Breen v Amalgamated Engineering Union [1971] 2 QB 175 is a UK labour law case, concerning trade union regulation.

==Facts==
In 1958 Mr Breen was involved in, but absolved from, a dispute on misappropriating union funds. He was voted in as shop steward at his oil refinery in Fawley in 1965, but the district secretary in Southampton who had been party to the 1958 dispute rejected his election. Mr Breen said this was contrary to natural justice.

Cusack J held that rules of natural justice did not apply, and the committee had unfettered discretion under the rules. Only bad faith would suffice, and in any case the old dispute played no part.

==Judgment==
The Court of Appeal upheld Cusack J, so that Mr Breen's election could be rejected by the union. Edmund Davies LJ could see no authority for overturning the district secretary's decision otherwise. Megaw LJ agreed.

Lord Denning MR, dissenting, said administrative law applies to statutory and also to domestic bodies. He said that administrative law requires that people get fair hearings, and that discretion is only valid when irrelevant factors are not taken into account, even if the body is acting in good faith (decisions are otherwise set aside).
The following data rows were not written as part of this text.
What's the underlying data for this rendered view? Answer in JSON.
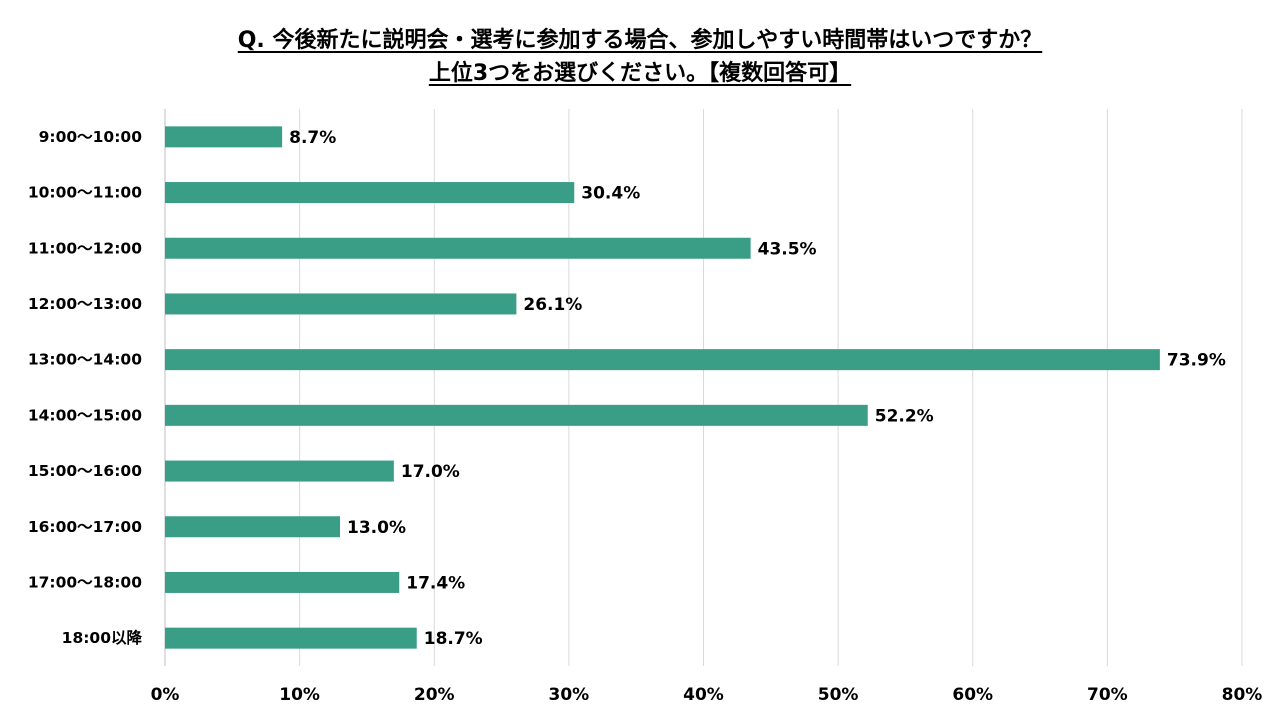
{
  "chart_data": {
    "type": "bar",
    "orientation": "horizontal",
    "title": "Q. 今後新たに説明会・選考に参加する場合、参加しやすい時間帯はいつですか？",
    "subtitle": "上位3つをお選びください。【複数回答可】",
    "categories": [
      "9:00〜10:00",
      "10:00〜11:00",
      "11:00〜12:00",
      "12:00〜13:00",
      "13:00〜14:00",
      "14:00〜15:00",
      "15:00〜16:00",
      "16:00〜17:00",
      "17:00〜18:00",
      "18:00以降"
    ],
    "values": [
      8.7,
      30.4,
      43.5,
      26.1,
      73.9,
      52.2,
      17.0,
      13.0,
      17.4,
      18.7
    ],
    "value_labels": [
      "8.7%",
      "30.4%",
      "43.5%",
      "26.1%",
      "73.9%",
      "52.2%",
      "17.0%",
      "13.0%",
      "17.4%",
      "18.7%"
    ],
    "xlim": [
      0,
      80
    ],
    "x_ticks": [
      "0%",
      "10%",
      "20%",
      "30%",
      "40%",
      "50%",
      "60%",
      "70%",
      "80%"
    ],
    "grid": true,
    "colors": {
      "bar": "#3a9e87",
      "grid": "#d9d9d9",
      "axis": "#bfbfbf"
    }
  }
}
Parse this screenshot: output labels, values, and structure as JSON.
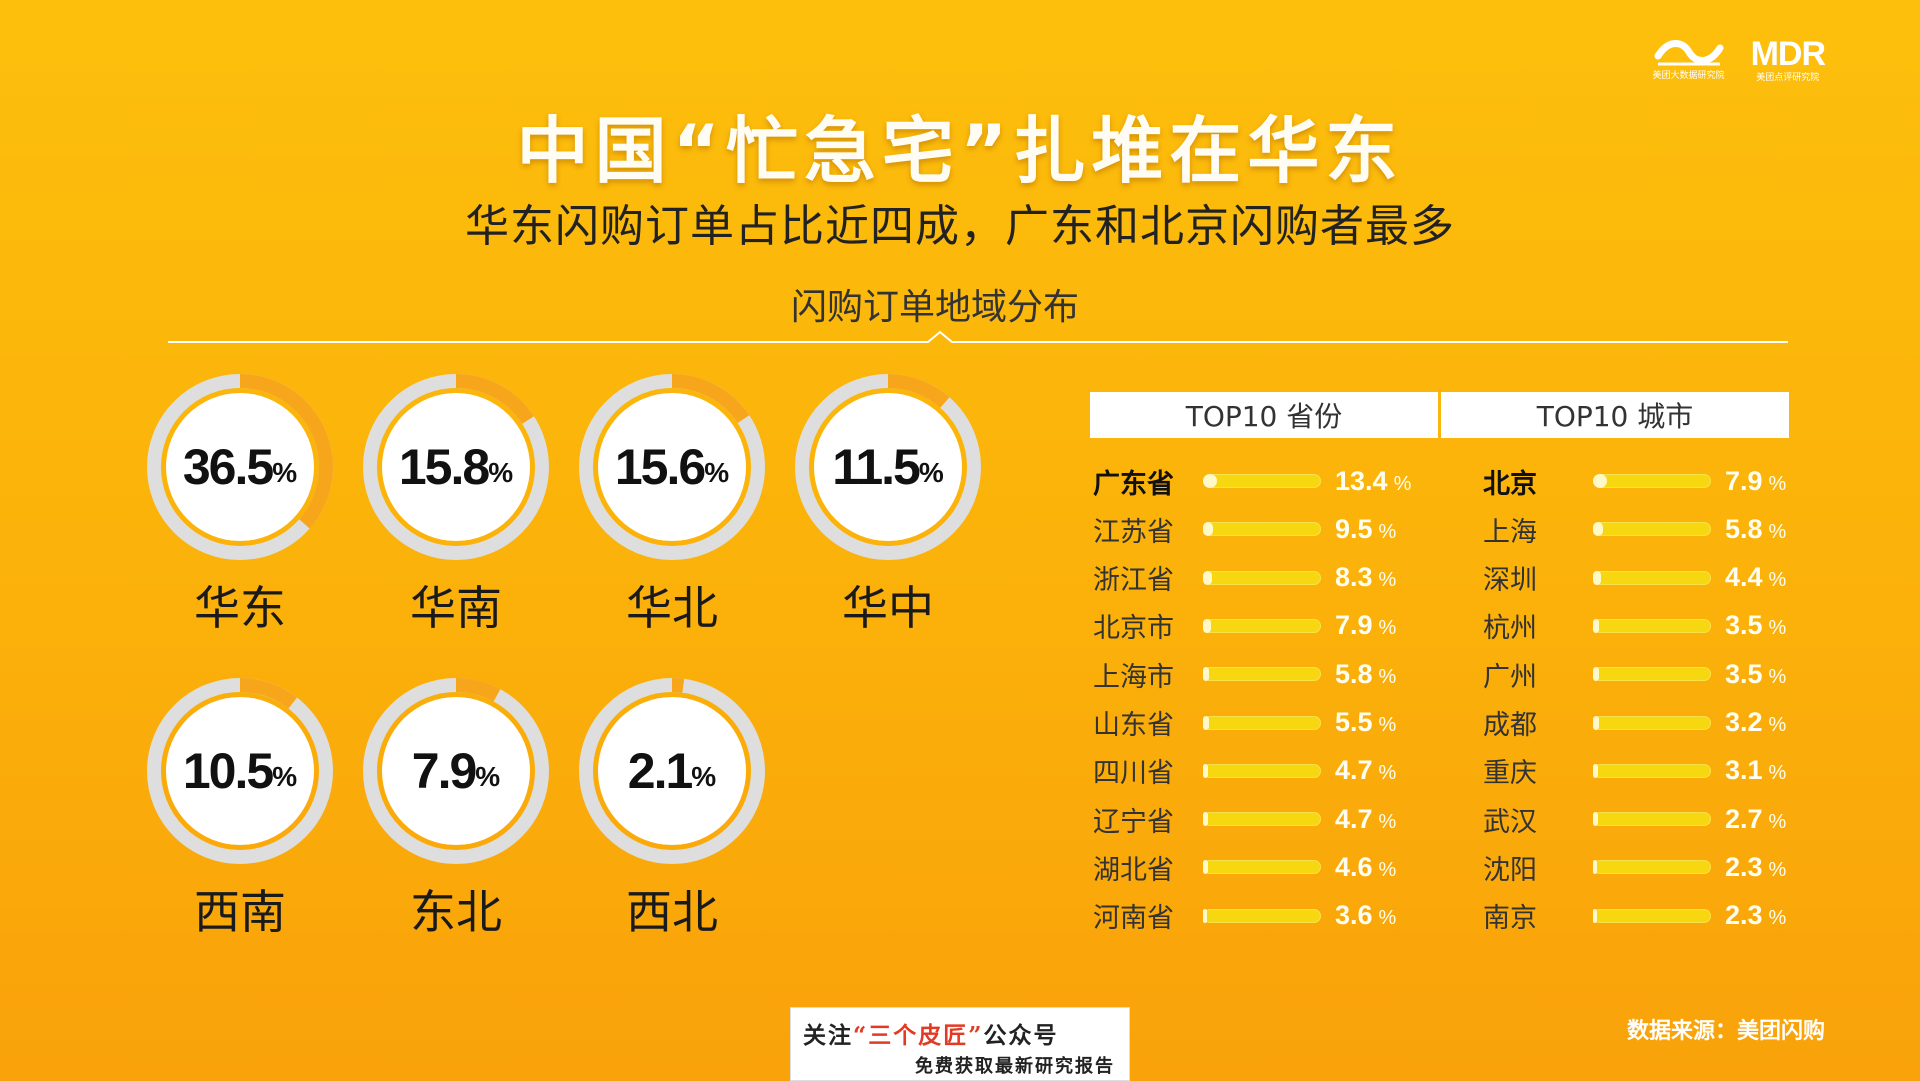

Does all this apply also to a domestic body? I think it does, at any rate when it is a body set up by one of the powerful associations which we see nowadays. Instances are readily to be found in the books, notably the Stock Exchange, the Jockey Club, the Football Association, and innumerable trade unions. All these delegate power to committees. These committees are domestic bodies which control the destinies of thousands.

[...]

Their rules are said to be a contract between the members and the union. So be it. If they are a contract, then it is an implied term that the discretion should be exercised fairly. But the rules are in reality more than a contract. They are a legislative code laid down by the council of the union to be obeyed by the members. This code should be subject to control by the courts just as much as a code laid down by Parliament itself.

[...]

If he is a man who has some right or interest, or some legitimate expectation, of which it would not be fair to deprive him without a hearing, or reasons given, then these should be afforded him, according as the case may demand. The giving of reasons is one of the fundamentals of good administration.

[...]

Seeing that he had been elected to this office by a democratic process, he had, I think, a legitimate expectation that he would be approved by the district committee unless there were good reasons against him. If they had something against him, they ought to tell him and to give him a chance of answering it before turning him down.